Laws Of Form/Writing
Charles A. Baldwin
cab7599 at is.nyu.edu
Thu Jul 17 10:16:12 CDT 1997
See Luhmann's systems theoretical "The Form of Writing" which pursues
exactly this angle, with a few comments vis a vis differences from
JDerrida. It's in Stanford Hum Rev, a couple years back, I think.
Spencer-Brown + Maturana/Verela's development of LOF are now the key
concepts holding together Luhmann's reflexive social systems. I don't
totally buy it, but it is one of the better adaptations of autopoeisis to
social/cultural matters.
Sandy Baldwin
On Wed,
16 Jul 1997 MASCARO at humnet.ucla.edu wrote:
> Following this very interesting thread on Laws of Form, and it seems
> to me that this notion of the *mark*--the stroke of demarcation--is
> also a way of describing WRITING in its deepest sense, the sense,
> I believe, in which Derrida can claim that writing is not subsumed by speech.

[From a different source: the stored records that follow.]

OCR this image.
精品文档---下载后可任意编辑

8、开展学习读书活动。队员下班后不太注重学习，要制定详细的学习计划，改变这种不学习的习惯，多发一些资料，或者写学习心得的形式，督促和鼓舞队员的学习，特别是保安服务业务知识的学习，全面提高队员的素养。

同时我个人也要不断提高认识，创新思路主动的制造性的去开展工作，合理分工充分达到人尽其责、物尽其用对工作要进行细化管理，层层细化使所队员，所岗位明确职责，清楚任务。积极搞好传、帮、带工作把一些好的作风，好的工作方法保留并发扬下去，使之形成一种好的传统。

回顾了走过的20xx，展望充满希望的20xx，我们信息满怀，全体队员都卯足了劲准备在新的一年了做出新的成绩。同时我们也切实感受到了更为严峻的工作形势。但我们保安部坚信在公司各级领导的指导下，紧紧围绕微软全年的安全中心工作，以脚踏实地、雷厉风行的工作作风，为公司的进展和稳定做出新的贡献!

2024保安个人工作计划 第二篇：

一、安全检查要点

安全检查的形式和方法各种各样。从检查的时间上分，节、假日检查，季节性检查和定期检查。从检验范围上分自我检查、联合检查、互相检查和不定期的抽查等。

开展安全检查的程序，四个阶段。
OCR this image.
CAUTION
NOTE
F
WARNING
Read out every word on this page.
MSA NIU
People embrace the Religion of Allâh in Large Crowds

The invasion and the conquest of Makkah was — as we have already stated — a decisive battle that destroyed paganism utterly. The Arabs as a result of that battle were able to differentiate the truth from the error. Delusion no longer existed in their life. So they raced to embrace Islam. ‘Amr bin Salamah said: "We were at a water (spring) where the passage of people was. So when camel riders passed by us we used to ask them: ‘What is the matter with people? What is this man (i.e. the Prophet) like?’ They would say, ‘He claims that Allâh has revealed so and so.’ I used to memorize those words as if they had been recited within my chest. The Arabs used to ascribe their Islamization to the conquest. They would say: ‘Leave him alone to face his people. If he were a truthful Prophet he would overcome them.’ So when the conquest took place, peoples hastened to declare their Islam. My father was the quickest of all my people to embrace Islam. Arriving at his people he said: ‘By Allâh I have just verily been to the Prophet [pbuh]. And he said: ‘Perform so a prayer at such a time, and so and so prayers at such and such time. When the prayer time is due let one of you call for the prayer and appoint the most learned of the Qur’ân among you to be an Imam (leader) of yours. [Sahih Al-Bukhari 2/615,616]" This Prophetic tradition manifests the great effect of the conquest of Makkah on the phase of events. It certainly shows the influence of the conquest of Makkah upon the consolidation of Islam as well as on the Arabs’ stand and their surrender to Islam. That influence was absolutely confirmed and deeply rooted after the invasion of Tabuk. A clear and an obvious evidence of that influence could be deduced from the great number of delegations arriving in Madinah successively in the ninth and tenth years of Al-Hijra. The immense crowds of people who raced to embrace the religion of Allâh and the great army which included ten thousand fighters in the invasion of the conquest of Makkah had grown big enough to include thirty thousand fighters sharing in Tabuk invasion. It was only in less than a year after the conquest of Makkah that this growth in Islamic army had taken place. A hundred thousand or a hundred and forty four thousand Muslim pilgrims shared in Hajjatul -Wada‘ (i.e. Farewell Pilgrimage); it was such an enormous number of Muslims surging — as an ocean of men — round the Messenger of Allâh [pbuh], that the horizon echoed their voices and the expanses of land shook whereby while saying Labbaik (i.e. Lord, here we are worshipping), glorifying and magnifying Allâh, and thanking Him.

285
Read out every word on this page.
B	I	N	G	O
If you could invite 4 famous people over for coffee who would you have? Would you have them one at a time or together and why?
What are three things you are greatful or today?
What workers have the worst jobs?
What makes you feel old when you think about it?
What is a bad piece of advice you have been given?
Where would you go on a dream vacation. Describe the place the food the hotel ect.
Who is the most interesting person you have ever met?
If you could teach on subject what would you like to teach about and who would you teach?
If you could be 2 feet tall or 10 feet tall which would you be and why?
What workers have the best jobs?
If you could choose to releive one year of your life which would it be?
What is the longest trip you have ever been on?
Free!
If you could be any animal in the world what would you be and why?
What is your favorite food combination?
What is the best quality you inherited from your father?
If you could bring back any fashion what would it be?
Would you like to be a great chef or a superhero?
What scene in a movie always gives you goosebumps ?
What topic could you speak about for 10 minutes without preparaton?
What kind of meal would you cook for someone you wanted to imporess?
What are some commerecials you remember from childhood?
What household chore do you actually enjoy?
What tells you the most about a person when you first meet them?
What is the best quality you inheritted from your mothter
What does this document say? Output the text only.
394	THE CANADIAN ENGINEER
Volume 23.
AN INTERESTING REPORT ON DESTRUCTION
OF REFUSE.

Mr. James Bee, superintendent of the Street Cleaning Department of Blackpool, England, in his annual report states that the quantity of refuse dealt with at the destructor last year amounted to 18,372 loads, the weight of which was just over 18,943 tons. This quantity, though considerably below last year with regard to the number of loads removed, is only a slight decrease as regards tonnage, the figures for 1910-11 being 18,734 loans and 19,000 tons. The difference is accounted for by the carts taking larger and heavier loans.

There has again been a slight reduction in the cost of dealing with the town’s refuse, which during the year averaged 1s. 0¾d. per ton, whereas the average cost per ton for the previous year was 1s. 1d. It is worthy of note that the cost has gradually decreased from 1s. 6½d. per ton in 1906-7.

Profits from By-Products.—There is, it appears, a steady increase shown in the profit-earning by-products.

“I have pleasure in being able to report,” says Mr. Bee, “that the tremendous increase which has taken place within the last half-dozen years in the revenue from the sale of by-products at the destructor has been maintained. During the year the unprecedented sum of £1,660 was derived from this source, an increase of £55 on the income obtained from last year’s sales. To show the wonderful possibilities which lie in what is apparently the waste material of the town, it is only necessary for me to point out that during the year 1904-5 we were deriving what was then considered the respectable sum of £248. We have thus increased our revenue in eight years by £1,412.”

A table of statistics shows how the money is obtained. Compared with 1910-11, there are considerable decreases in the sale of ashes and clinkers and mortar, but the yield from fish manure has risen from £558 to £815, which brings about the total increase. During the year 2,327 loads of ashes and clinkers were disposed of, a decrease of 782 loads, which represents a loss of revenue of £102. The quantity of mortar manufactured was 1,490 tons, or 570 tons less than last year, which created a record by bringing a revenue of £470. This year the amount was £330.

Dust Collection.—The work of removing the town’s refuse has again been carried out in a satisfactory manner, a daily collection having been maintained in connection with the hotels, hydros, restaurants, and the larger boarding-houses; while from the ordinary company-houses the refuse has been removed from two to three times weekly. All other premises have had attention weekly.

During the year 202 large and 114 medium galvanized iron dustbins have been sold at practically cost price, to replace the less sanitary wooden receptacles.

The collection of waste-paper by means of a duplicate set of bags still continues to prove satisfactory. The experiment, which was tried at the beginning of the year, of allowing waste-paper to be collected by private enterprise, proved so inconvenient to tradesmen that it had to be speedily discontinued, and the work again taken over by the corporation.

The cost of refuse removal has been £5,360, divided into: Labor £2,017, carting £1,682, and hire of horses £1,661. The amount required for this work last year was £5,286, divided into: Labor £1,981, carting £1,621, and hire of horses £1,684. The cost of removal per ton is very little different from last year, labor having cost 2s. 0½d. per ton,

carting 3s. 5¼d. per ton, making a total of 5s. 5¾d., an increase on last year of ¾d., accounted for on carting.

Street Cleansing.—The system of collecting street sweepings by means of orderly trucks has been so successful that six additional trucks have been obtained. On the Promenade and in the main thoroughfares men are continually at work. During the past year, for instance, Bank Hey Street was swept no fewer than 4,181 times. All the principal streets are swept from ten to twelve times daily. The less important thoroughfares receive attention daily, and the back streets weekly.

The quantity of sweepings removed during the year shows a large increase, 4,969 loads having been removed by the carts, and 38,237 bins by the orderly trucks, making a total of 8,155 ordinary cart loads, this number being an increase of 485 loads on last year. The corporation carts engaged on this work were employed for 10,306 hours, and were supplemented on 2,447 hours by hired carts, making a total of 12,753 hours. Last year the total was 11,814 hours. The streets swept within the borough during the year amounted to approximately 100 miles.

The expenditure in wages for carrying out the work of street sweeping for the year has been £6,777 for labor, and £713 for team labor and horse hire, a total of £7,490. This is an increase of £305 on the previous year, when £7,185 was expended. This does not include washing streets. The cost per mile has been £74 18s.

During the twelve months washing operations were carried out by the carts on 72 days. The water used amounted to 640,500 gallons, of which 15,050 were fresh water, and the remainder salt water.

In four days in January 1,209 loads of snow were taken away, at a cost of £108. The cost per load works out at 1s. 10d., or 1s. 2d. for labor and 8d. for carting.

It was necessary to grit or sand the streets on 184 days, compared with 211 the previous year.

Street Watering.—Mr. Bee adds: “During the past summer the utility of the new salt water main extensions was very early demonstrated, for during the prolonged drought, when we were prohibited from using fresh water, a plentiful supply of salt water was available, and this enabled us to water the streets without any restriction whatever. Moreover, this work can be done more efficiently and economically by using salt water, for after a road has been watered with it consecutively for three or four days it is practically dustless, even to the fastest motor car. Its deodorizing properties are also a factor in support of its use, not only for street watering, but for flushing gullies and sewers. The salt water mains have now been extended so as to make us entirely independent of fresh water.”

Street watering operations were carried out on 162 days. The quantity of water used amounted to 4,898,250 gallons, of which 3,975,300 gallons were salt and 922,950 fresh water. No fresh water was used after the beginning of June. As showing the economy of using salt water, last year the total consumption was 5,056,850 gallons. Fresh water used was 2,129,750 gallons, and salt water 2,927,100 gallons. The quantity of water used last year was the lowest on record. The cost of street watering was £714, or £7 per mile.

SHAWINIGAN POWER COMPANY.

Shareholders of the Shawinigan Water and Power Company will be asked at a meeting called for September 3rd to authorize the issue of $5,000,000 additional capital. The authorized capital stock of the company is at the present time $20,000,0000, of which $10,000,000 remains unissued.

> The initial *mark* can be a vocalization as well as a grapheme,
> the act of *demarcation* remains the same. It is here that the
> universe starts, for our purposes, and perhaps the self as well,
> or the sense that the two are *different* (a thought that always
> for some reason cracks me up).
>
> It's the ur-metaphor, at the same time a gesture of supplication and a
> transgression against the all-consuming ungrid Earth mother.
> The price we pay for evolving a consciousness which knows,
> sadly and above all else, its own Cartesian hum.
> Hmmmmmm?
>
> A bit loopy, but not completely off the wall?
>
> john m
> ******************************
>
> >"To rule forever," continues the Chinaman, later, "it is necessary only
> >to create, among the people one would rule, what we call...Bad History.
> >Nothing will produce Bad History more directly nor brutally, than
> >drawing a Line, in particular a Right Line, the very Shape of Contempt,
> >through the midst of a People, - to create thus a Distinction betwixt
> >'em, - 'tis the first stroke. - All else will follow as if predestin'd,
> >unto War and Devastation.
> >
> >Compare with the first sentence of Laws Of Form:
> >
> >We take as given the idea of distinction and the idea of indication, and
> >that we cannot make an indication without drawing a distinction.
> >
> >Further on in LOF - although this probably falls under the rubric of
> >Kute Korrespondences - it's interesting to note Spencer-Brown's use of
> >the term "state." As in "let a state distinguished by the distinction
> >be marked with a mark ( | ) of distinction." This strikes me as exactly
> >the kind of thing that would catch TP's eye. It is a State boundary
> >after all that our heroes are demarking.
>
>
********************************************************************
The emperor of the South Sea was called by Shu [Brief], the emperor of the
North Sea was called Hu [Sudden], and the emperor of the central region
was called Hun-tun [Chaos]. Shu and Hu from time to time cam together for
a meeting in the territory of Hun-tun, and Hun-tun treated them very
generously. Shu and Hu discussed how they could repay his kindness.
"All men," they said, "have seven openings so that they can see, hear,
eat, and breathe [presumably the original adds, "and excrete"]. But
Hun-tun alone doesn't have any. Let's try boring him some!"
Every day they bored another hole, and on the seventh day Hun-tun died.